Open menarest opened 3 hours ago

menarest commented 3 hours ago

Hi, I was reading an article comparing adonis2 for PERMANOVA in R with the PERMANOVA function developed by the author of PRIMER (a paid, closed-source application). The article highlights several limitations of adonis2, which could provide useful insights for improving its functionality. Thought you might find this helpful!

https://learninghub.primer-e.com/books/should-i-use-primer-or-r/chapter/3-permanova-vs-adonis2-in-r

Cheers Esteban

gavinsimpson commented 3 hours ago

And then you open an issue that requires more work for us to deal with. This should have been a discussion topic - and one of us will convert to such shortly.

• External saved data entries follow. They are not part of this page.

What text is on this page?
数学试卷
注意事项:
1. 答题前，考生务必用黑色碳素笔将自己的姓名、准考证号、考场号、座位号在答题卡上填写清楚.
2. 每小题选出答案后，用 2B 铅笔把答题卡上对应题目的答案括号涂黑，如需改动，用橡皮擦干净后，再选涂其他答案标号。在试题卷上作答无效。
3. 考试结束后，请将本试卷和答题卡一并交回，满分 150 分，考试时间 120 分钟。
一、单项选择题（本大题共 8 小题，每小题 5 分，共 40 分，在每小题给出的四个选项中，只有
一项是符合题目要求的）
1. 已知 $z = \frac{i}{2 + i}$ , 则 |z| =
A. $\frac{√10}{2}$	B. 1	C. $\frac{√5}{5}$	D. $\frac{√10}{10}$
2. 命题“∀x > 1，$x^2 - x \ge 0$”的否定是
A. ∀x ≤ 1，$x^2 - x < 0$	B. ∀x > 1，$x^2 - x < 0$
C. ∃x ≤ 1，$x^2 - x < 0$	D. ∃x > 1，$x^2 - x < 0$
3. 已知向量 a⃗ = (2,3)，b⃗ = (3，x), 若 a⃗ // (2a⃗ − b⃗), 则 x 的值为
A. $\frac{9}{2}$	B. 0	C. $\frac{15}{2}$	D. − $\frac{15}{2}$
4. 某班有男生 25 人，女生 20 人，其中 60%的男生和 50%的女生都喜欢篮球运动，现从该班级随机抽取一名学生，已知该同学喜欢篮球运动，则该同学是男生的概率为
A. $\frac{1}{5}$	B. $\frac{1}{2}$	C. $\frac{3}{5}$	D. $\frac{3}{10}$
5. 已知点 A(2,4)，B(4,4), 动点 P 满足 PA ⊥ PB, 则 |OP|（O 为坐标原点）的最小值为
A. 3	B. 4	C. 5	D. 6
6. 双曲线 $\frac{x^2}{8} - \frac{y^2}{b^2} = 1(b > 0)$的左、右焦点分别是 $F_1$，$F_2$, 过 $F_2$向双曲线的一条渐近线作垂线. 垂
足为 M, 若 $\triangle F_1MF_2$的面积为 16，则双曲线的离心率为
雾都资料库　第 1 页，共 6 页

Some of what Marti writes in those posts is just wrong, due to either a misunderstanding of how to use restricted permutations in vegan or intentionally using it wrongly to make differences seem greater than they are.

We never claimed to handle nested designs, so that's Marti's first error. As such we do get the wrong denominator when forming our pseudo F statistic when users try to do a nested analysis. We're still trying to figure out how much of an issue this is - the one example purporting to show the problem in a reproducible way was actually a problem with floating-point arithmetic and small differences in certain operations between what vegan does internally and the by-hand code that purported to show an issue.

To handle random factors would require additional work; R's formula interface doesn't allow for identification of random versus fixed strata. We'd have to implement something like aov()'s Error() formula special to allow random factors of the sort Marti uses in the example. Or implement (1 | random_factor) a la lme4 / glmmTMB.

As for permutation tests; we do handle these correctly, but we require the user to specify how they want to permute the data. I don't have Primer, but it seems as if this software can deduce from the formula that restricting permutations to be within levels of the random factors is needed. If someone wants to pay Jari or I to write this code, we could come up with something similar. In lieu of that, we ask the user to define how they want to permute the data and hence we require more of the user than Primer does. That doesn't seem to bad a tradeoff given someone is using R anyway, which usually requires more from a user than more user-friendly stats software. This is the bit Marti gets wrong (intentionally or unintentionally, shrug).